The survey, by mental health charity Mind, coincides with National Stress Awareness Day. More than 1,250 people in Britain took part and said that workplace stress impacts on other areas of their lives. For instance, 20% said it had put a strain on their marriage or relationship with significant other, while 11% had missed important events such as birthdays or weddings. Stress was also having a physical impact, with 53% saying it affected their sleep, 22% their appetite and 27% their physical health.
Most common source of workplace stress was frustration with poor management – cited by 54% of respondents – followed by excessive workload (52%), not enough support from managers (47%), unrealistic targets (45%) and threat of redundancy (27%).
More worryingly, significant numbers of respondents resorted to unhealthy coping strategies: 18% had smoked cigarettes, 55% had drunk alcohol after work and 12% had even drunk alcohol during the working day to cope with workplace stress.
Linked to this, it seems that mental health is still a taboo subject in many workplaces. Nearly a third (30%) of respondents said they wouldn’t be able to talk openly with their line manager if they were stressed. Of the 14% of respondents who had a diagnosed mental health problem, only 45% had told their current employer.
Despite the high prevalence of stress at work, staff feel uncomfortable telling their employer if stress has caused them to take time off work.
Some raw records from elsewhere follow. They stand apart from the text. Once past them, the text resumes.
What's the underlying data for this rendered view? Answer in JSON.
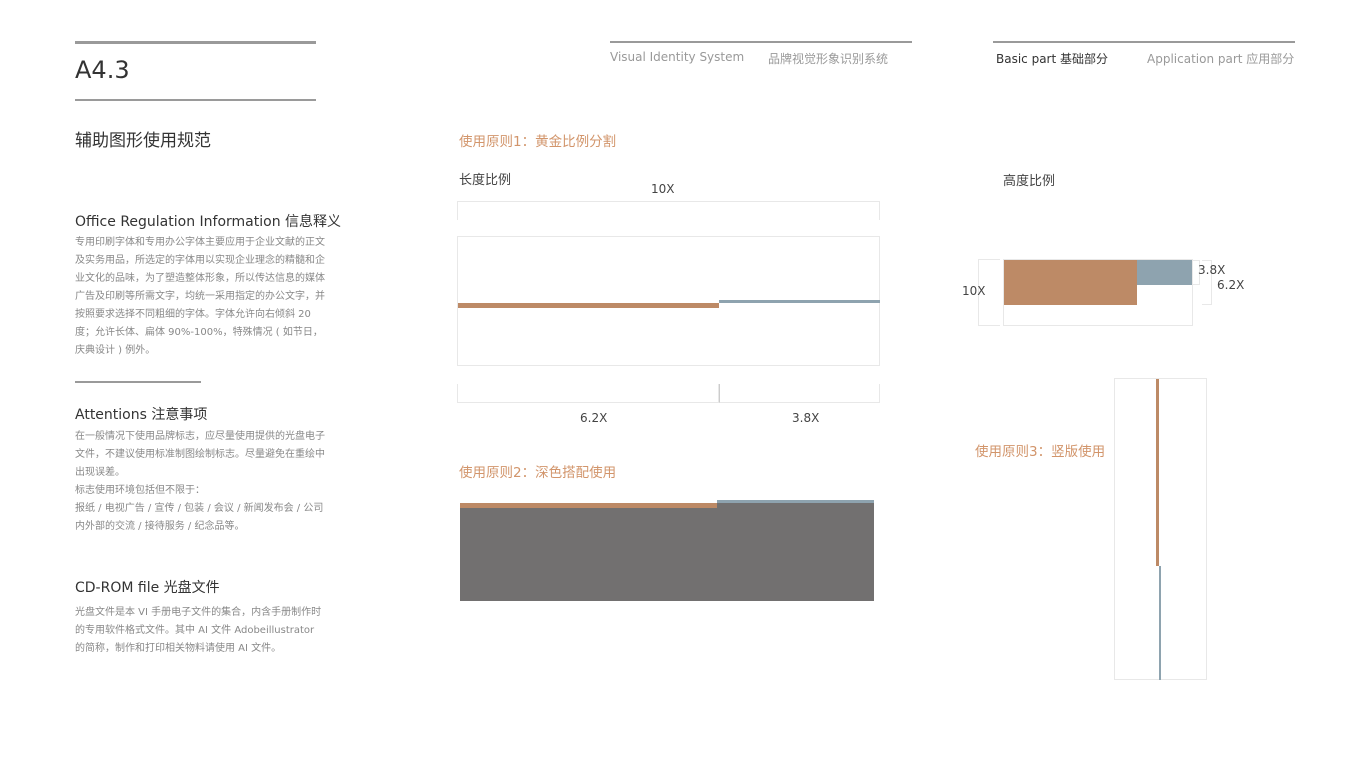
{
  "page_number": "A4.3",
  "header": {
    "vis_en": "Visual Identity System",
    "vis_cn": "品牌视觉形象识别系统",
    "basic": "Basic part  基础部分",
    "application": "Application part  应用部分"
  },
  "left": {
    "title": "辅助图形使用规范",
    "sections": [
      {
        "heading": "Office Regulation Information 信息释义",
        "body": "专用印刷字体和专用办公字体主要应用于企业文献的正文及实务用品，所选定的字体用以实现企业理念的精髓和企业文化的品味，为了塑造整体形象，所以传达信息的媒体广告及印刷等所需文字，均统一采用指定的办公文字，并按照要求选择不同粗细的字体。字体允许向右倾斜 20 度；允许长体、扁体 90%-100%，特殊情况 ( 如节日，庆典设计 ) 例外。"
      },
      {
        "heading": "Attentions 注意事项",
        "body": "在一般情况下使用品牌标志，应尽量使用提供的光盘电子文件，不建议使用标准制图绘制标志。尽量避免在重绘中出现误差。",
        "body2": "标志使用环境包括但不限于：",
        "body3": "报纸 / 电视广告 / 宣传 / 包装 / 会议 / 新闻发布会 / 公司内外部的交流 / 接待服务 / 纪念品等。"
      },
      {
        "heading": "CD-ROM file 光盘文件",
        "body": "光盘文件是本 VI 手册电子文件的集合，内含手册制作时的专用软件格式文件。其中 AI 文件 Adobeillustrator 的简称，制作和打印相关物料请使用 AI 文件。"
      }
    ]
  },
  "main": {
    "principle1": "使用原则1：黄金比例分割",
    "length_ratio": "长度比例",
    "height_ratio": "高度比例",
    "total": "10X",
    "part_a": "6.2X",
    "part_b": "3.8X",
    "principle2": "使用原则2：深色搭配使用",
    "principle3": "使用原则3：竖版使用"
  },
  "colors": {
    "brown": "#bd8a66",
    "blue_gray": "#8ea3af",
    "dark_gray": "#727070",
    "accent_text": "#d2956b"
  }
}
Of those who said they’d taken time off sick with stress, just 5% said the main reason they gave their employer was that they were too stressed to work. The remaining 95% cited another reason for their absence, such as an upset stomach (44%) or headache (7%).
Emma Mamo, head of workplace wellbeing at Mind, said: “This research reveals the scale of stress among employees. What is really worrying is not just the prevalence of stress and mental health problems at work, but that staff don’t feel supported to help cope with workplace stress.
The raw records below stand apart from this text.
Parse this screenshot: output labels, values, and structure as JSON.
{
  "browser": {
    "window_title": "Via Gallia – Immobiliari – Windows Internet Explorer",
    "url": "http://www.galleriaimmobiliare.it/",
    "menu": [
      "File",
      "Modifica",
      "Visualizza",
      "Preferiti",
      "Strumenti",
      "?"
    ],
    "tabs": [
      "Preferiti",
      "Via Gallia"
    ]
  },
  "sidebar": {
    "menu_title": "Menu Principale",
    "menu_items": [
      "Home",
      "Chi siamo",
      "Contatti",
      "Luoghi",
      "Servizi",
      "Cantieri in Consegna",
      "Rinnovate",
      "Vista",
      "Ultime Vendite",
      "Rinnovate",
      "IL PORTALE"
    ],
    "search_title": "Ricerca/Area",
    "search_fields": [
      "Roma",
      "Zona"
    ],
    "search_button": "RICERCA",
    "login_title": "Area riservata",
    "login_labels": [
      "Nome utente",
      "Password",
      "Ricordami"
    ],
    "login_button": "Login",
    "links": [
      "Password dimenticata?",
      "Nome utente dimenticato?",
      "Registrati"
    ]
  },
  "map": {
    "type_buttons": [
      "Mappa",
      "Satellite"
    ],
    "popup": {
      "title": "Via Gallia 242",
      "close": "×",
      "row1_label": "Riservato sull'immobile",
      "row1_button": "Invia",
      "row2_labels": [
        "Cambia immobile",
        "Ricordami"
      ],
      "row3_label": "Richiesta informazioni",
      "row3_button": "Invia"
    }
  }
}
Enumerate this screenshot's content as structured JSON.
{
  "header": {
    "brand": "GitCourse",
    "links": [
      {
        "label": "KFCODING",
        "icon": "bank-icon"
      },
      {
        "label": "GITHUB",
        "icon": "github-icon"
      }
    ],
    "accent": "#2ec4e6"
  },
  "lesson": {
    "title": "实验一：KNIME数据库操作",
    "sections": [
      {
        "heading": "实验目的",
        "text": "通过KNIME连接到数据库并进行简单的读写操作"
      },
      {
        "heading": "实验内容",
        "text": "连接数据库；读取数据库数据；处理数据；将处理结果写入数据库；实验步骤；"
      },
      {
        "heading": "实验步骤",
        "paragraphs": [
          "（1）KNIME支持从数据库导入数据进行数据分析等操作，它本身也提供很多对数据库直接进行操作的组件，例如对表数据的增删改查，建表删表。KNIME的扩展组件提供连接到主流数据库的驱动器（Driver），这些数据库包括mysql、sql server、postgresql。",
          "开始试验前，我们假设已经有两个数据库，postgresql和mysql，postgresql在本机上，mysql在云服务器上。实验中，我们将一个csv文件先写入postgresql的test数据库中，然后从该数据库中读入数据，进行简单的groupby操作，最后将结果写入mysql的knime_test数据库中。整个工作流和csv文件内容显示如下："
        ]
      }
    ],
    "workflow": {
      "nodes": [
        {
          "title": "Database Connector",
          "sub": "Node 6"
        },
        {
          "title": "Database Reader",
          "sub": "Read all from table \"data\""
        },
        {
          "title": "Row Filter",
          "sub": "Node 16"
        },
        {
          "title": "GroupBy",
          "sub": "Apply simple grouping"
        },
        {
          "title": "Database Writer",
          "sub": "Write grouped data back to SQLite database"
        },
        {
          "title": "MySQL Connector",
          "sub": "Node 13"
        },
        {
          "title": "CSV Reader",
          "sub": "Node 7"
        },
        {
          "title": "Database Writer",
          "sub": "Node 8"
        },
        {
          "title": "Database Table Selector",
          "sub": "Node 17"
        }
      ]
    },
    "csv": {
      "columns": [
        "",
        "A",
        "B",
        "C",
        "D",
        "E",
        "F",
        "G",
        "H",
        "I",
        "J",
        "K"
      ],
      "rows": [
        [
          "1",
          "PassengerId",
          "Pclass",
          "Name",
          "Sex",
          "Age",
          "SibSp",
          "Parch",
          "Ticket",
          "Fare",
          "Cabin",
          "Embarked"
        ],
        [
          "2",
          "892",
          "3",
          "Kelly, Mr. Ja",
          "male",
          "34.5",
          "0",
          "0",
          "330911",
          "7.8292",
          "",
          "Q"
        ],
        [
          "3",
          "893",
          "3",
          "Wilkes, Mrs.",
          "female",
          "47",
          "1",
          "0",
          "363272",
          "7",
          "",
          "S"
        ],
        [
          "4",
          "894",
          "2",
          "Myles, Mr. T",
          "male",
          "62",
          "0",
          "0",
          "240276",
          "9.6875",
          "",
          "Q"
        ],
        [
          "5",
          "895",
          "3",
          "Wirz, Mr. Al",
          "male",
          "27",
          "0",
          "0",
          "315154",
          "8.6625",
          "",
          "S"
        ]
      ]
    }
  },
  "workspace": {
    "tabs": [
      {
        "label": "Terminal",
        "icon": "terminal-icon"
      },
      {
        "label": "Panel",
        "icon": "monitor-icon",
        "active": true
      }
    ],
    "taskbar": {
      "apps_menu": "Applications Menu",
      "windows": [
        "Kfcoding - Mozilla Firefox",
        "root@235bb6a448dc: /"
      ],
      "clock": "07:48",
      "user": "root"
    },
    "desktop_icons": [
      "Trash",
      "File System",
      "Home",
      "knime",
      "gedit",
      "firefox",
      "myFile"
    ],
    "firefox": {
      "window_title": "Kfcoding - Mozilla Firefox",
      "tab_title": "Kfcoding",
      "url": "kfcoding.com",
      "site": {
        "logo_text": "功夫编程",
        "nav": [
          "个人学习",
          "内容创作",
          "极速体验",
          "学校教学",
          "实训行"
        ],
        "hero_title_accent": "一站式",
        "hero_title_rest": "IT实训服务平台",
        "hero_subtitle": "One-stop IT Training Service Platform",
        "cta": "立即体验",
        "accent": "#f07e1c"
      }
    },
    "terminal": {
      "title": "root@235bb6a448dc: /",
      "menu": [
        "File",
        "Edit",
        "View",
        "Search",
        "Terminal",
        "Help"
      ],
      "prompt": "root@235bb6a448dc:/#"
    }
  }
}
“We know employers are starting to take mental health at work more seriously, but clearly still have a long way to go in helping tackle the causes of stress and poor mental health at work. People still don’t feel comfortable talking about mental health at work or telling their employer if they’ve been off sick with stress. Yet many staff will be affected by these issues. That’s why it’s so important that organisations proactively manage staff wellbeing, and create an open culture where they employees are able to talk about wellbeing without fear of discrimination or being perceived as weak or incapable.
“Employers don’t necessarily need to put in place costly interventions – small, inexpensive measures can make a huge difference to staff wellbeing.”
Mind has developed a range of tools to help employers and employees take simple steps to reduce stress, available at www.mind.org.uk/work.